August 2,1943: After the torpedo boat he commands is sunk by a Japanese ship in the Solomon Islands, Kennedy swims to safety, dragging a badly burned comrade with him. He is later honored for "extremely heroic conduct" in the incident.
1945: Kennedy is demobilized. Following the 1944 death in combat of his elder brother Joe, who had been destined for a career in politics, the torch passes to JFK.
1946: First elected to Congress as a Democratic representative for Massachusetts. He is re-elected in 1948 and 1950.
1952: Elected to Senate, later re-elected in 1958.
September, 1953: Kennedy, 36, marries 24-year-old Jacqueline Bouvier, a young journalist at the Washington Times-Herald. Their first child, Caroline, is born four years later on November 27, 1957.
1957: Kennedy wins a Pulitzer Prize for his book "Profiles In Courage," spotlighting the lives of eight US politicians through the ages.
1960: Kennedy launches his presidential campaign with victory in the Democratic primary. He goes on to defeat Republican rival Richard Nixon in one of the closest US elections ever fought.
November 25, 1960: John Fitzgerald Kennedy Jr is born, known affectionately as "John-John."
January 20, 1961: Kennedy is sworn in as the 35th president of the United States. Still only 43, he is the youngest-ever elected US president and the first Catholic.
March 1961: Kennedy creates the Peace Corps, dedicated to humanitarian work in the developing world.
April 1961: Kennedy authorizes the Bay of Pigs invasion of Cuba, a 1,500-strong band of US-trained Cuban exiles hoping to topple Fidel Castro. The invasion ends in disaster, with the exiles routed by Castro's forces within a few days.

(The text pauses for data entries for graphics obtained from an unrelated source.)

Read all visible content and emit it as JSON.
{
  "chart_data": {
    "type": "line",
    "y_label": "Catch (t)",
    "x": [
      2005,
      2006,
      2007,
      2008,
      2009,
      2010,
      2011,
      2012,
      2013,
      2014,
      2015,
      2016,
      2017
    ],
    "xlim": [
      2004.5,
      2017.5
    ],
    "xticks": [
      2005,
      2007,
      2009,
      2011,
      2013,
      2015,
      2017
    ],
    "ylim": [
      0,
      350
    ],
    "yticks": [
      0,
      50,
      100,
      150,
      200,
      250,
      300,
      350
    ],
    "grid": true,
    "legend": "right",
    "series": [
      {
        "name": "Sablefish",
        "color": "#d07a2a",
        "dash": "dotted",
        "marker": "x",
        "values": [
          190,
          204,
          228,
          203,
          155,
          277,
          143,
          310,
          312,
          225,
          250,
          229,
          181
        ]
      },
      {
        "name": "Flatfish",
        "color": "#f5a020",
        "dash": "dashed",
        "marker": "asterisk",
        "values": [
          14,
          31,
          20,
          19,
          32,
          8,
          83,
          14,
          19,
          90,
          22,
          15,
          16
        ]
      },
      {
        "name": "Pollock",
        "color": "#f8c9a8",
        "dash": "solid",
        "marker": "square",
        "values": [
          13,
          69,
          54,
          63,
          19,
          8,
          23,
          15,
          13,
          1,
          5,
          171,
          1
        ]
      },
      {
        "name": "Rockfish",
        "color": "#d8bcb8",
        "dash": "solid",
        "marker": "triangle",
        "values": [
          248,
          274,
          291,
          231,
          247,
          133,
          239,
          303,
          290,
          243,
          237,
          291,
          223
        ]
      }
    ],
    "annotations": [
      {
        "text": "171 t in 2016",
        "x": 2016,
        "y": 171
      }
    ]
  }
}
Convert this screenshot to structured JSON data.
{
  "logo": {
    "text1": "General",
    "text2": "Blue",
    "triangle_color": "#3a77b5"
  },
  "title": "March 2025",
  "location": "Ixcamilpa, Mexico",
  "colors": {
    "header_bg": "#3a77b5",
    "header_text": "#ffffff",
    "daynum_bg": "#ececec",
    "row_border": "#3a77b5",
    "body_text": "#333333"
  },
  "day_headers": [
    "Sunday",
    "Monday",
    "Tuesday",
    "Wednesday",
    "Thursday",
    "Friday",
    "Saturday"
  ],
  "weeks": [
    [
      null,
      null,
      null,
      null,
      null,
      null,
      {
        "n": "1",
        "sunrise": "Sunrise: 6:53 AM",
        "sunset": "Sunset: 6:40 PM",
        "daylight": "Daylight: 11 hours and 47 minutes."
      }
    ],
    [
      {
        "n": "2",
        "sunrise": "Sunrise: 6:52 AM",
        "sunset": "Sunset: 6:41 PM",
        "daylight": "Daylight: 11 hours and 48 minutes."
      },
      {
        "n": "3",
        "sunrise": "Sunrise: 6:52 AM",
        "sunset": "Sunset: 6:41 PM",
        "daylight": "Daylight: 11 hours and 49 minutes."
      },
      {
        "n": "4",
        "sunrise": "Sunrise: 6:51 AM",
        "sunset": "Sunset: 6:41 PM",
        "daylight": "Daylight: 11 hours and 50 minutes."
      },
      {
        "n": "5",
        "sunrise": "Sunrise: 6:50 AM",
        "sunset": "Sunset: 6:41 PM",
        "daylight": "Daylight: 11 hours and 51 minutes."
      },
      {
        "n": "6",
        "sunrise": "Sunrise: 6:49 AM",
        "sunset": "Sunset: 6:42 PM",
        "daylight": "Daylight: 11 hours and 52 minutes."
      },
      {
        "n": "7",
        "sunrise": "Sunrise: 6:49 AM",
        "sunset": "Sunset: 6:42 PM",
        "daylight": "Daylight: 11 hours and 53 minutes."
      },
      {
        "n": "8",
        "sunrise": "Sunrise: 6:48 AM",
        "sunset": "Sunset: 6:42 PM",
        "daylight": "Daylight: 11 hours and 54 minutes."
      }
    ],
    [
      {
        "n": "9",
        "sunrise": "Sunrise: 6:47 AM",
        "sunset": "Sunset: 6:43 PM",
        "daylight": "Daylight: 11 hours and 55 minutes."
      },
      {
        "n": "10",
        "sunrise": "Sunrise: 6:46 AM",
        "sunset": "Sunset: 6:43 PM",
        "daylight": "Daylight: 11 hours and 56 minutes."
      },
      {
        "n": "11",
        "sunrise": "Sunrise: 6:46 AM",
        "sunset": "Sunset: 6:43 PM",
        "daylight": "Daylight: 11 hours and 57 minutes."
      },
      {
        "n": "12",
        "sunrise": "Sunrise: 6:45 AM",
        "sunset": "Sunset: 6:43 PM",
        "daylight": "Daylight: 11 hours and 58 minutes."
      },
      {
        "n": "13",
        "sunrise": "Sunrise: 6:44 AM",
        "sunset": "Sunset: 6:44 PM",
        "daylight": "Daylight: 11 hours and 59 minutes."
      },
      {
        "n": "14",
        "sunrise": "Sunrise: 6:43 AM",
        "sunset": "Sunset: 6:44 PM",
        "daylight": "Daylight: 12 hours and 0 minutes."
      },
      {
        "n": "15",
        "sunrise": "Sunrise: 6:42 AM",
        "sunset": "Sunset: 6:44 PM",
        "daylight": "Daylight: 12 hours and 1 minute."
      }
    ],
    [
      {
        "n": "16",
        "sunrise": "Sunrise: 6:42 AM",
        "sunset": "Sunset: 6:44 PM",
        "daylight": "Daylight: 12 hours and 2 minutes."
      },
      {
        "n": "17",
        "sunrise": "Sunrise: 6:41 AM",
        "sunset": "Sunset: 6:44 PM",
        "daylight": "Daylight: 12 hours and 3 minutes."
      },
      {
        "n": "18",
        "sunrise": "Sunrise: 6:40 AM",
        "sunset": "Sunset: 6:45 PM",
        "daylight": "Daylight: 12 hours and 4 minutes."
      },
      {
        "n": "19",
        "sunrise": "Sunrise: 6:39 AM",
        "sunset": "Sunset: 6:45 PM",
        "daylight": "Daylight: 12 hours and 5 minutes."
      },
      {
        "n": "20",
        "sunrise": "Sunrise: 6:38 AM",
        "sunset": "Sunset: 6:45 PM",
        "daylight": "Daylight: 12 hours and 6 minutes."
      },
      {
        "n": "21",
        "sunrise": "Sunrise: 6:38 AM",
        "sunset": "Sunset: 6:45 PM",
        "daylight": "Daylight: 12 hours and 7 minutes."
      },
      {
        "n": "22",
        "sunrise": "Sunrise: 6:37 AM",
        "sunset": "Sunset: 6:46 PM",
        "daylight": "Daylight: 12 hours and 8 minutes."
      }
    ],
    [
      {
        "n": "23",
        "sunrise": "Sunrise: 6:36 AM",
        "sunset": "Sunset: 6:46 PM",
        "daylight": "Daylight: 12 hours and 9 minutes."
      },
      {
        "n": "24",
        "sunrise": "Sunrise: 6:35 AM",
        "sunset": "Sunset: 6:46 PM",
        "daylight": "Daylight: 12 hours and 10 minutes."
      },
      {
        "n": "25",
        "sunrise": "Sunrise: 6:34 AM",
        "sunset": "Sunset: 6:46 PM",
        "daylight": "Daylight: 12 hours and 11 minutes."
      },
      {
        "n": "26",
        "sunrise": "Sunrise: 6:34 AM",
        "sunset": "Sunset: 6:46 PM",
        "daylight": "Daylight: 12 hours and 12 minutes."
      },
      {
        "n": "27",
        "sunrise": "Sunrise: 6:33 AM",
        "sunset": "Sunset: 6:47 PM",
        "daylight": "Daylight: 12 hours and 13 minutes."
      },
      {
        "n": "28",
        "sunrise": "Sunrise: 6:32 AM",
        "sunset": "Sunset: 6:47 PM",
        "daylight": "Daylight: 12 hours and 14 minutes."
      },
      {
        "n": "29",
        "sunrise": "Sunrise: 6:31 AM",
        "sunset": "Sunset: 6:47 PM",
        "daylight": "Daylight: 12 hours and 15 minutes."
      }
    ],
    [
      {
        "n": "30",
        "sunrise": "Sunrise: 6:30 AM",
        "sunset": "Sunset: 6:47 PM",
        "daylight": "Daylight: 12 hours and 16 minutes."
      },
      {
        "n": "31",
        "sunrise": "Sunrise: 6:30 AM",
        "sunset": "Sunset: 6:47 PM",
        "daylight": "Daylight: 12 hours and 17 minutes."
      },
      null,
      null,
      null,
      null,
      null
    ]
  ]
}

May 1961: Kennedy launches the Apollo space program with the goal of putting a man on the moon by the end of the decade.
At the same time, Kennedy also increases the number of soldiers, military advisers and equipment deployed to Vietnam.
October 1962: The United States and Soviet Union edge to the brink of nuclear war in the Cuban Missile Crisis, triggered after a US spy plane discovers Cuba is building Soviet missile bases on the island.
June 11, 1963: Kennedy issues his famous Civil Rights Address, calling for an end to discrimination and full equality for African Americans. Civil rights leader Martin Luther King Jr describes Kennedy's proposals as "the most sweeping and forthright ever presented by an American president."
June 26, 1963: Kennedy rallies to the support of Berlin, declaring in an iconic speech to the divided German city: "Ich bin ein Berliner."
November 22, 1963: Kennedy is assassinated in Dallas, Texas. He is buried three days later at Arlington National Cemetery, Virginia, near Washington.